Channel-driven economy strategies in English and Polish SMS messages

Małgorzata Kul (Adam Mickiewicz University, Poznań) Dafydd Gibbon (Bielefeld University)

Communication via non-face-to-face, technically mediated channels has been extensively investigated, generally with sociological and discourse analytic methods (cf. Döring 2005 for a review). From both functional and structural linguistic points of view, however, technically mediated channels provide useful indicators of constraints on the interaction between production and perception which characterise much discussion in phonetics and Natural Linguistics, and which also motivate much work in the language and speech technologies. For example, Gibbon (1981, 1985) analysed channel constraints imposed by Morse Code telegraphy on short-wave radio communication, using the methodology of speech act theory, and focussing on uptake-securing. Similar constraints can be observed in text communication with modern mobile devices: SMS teletyping, PDAs, messaging units. The massive upsurge in both personal and professional communication via these devices has produced linguistically very interesting highly constrained corpora. After specifying the channel constraints in detail (for example: constraints on input and output devices, on character inventory and selection procedures and on text length), the present contribution analyses economy strategies in writing SMS text messages, and relates these to the channel constraints on SMS teletyping, and proposes that the strategies are not merely channel-determined but are also dependent on typological differences in morphosyntax, phonology and orthography between languages. In the English corpus extract

"Oh..,I didn't mentionThat?:-)I took a TaxiAndI'mBackHome"
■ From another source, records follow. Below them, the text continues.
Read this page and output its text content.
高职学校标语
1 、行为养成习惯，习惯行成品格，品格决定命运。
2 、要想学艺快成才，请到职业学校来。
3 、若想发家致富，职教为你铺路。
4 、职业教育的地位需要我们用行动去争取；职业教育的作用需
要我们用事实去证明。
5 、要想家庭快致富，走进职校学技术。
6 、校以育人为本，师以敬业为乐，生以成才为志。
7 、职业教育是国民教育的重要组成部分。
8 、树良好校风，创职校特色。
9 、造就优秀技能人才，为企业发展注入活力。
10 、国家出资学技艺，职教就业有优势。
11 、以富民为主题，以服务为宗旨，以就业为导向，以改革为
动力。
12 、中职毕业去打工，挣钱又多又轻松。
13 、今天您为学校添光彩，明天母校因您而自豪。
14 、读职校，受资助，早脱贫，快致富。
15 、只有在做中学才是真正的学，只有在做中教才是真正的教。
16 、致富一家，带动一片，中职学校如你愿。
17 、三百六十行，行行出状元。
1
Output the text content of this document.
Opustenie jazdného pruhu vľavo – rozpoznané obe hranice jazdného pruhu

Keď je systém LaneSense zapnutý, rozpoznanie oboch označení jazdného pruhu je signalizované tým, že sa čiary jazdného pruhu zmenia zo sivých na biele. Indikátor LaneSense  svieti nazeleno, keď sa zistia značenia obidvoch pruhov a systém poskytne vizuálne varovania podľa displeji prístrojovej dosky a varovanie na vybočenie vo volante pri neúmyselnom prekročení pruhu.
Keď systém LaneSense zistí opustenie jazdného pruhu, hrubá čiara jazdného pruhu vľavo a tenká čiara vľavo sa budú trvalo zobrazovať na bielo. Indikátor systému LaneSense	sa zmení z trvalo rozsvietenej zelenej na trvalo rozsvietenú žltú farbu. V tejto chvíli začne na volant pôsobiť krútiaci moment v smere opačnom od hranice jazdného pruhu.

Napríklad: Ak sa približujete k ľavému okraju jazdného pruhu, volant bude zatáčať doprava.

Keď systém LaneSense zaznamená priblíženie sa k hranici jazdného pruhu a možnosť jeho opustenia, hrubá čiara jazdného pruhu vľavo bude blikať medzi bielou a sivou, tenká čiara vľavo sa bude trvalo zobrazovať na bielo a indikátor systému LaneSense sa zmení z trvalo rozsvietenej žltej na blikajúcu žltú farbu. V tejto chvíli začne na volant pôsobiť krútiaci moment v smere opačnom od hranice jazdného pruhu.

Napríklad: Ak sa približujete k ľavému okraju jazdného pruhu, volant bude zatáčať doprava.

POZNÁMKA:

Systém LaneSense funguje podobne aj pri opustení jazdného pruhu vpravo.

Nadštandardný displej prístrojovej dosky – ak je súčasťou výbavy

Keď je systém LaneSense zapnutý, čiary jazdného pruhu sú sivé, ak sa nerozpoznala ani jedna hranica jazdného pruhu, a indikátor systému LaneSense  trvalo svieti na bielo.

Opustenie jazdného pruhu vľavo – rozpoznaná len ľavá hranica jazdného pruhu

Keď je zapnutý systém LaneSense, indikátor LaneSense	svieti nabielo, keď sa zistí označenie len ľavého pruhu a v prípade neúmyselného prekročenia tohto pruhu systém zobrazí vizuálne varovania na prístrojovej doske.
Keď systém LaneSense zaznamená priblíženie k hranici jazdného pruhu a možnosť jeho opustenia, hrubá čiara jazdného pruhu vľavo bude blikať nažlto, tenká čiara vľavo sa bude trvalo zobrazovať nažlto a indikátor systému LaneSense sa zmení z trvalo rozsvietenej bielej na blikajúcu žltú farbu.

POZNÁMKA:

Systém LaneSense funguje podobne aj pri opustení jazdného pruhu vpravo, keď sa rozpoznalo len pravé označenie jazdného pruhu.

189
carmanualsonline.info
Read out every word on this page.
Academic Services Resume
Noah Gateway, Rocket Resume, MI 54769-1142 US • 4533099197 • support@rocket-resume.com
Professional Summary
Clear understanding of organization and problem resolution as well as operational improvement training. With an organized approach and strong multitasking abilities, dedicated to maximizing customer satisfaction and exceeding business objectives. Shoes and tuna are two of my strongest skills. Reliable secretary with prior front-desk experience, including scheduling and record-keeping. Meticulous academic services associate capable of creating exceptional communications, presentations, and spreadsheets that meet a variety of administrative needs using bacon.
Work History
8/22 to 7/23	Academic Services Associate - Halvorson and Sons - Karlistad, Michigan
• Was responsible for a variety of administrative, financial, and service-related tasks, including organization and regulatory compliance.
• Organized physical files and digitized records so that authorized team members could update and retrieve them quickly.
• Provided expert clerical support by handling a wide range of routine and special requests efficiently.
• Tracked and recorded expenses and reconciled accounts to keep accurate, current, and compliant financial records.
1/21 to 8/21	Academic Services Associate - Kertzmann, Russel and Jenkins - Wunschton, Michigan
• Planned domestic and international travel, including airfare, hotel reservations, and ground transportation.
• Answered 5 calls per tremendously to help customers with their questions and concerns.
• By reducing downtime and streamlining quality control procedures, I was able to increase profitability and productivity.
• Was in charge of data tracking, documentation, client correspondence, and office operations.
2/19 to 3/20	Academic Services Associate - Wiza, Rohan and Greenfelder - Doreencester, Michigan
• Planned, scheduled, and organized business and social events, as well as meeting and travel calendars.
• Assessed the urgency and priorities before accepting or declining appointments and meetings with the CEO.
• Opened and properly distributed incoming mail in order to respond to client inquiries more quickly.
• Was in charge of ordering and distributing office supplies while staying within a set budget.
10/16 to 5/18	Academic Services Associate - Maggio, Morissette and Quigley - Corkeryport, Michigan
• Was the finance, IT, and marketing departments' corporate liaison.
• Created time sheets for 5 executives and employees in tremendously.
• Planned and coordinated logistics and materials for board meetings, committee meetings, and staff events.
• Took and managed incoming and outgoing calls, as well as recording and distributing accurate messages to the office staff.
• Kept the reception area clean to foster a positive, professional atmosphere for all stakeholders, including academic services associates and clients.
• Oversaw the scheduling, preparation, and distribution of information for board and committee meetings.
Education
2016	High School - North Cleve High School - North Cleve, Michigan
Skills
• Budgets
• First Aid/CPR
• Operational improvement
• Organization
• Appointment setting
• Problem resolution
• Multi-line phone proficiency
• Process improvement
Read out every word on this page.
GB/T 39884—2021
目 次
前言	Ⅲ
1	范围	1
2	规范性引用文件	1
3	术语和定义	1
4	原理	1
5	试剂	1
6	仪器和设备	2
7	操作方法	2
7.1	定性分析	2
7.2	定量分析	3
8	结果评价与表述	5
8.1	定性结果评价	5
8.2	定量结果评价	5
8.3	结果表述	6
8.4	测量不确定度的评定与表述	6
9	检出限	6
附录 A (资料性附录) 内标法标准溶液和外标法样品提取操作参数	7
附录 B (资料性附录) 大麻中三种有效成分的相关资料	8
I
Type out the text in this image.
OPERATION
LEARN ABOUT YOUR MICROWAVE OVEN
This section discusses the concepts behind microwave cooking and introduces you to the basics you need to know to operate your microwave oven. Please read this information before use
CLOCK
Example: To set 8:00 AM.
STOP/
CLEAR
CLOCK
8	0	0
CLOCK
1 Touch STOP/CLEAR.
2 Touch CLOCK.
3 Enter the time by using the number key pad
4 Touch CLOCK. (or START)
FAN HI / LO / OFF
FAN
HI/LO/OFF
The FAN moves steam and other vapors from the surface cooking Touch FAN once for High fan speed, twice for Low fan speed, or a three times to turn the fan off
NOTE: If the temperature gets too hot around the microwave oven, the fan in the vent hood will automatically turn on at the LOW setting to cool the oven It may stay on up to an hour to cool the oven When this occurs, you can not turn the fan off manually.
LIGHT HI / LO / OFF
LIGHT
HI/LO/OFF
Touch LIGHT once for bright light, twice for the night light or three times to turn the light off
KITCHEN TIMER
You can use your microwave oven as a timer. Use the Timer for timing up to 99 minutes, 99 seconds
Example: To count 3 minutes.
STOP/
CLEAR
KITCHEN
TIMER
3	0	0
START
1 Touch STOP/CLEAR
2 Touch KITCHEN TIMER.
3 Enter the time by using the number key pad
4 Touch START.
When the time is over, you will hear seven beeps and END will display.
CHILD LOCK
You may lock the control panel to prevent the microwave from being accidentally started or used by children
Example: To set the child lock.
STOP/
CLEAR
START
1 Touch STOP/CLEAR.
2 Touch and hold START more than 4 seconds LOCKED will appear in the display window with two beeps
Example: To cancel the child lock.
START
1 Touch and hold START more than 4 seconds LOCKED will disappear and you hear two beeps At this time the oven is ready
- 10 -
some of the simpler channel-driven economy strategies can be observed: (1) speech/text act: ASCII emoticon ":-)"; (2) punctuation: character economy by space replacement with capitalisation; space removal where there is no ambiguity; omission of final period; (3) use of informal style with contracted forms. The contribution examines SMS texts of this kind in English and Polish, with particular reference to typologically different factors in the two languages. In addition to strategies such as those illustrated here, word abbreviation strategies will be examined, with particular attention paid to differences in phonologically motivated strategies such as vowel reduction and deletion, syllable deletion, metaphonological orthography modification, e.g. English "coz" for "because, "u" for "you" (cf. also Sobkowiak 1991). In the final section, economy strategies in text messaging are compared with economy strategies in other highly constrained technically mediated channels (Gibbon 1981, 1985); finally, referring more traditional contexts and to studies text messaging in languages with non-alphabetic orthographies, it is shown that economy strategies not only have a long ancestry, but may also help to explain typological differences between writing systems of the languages of the world.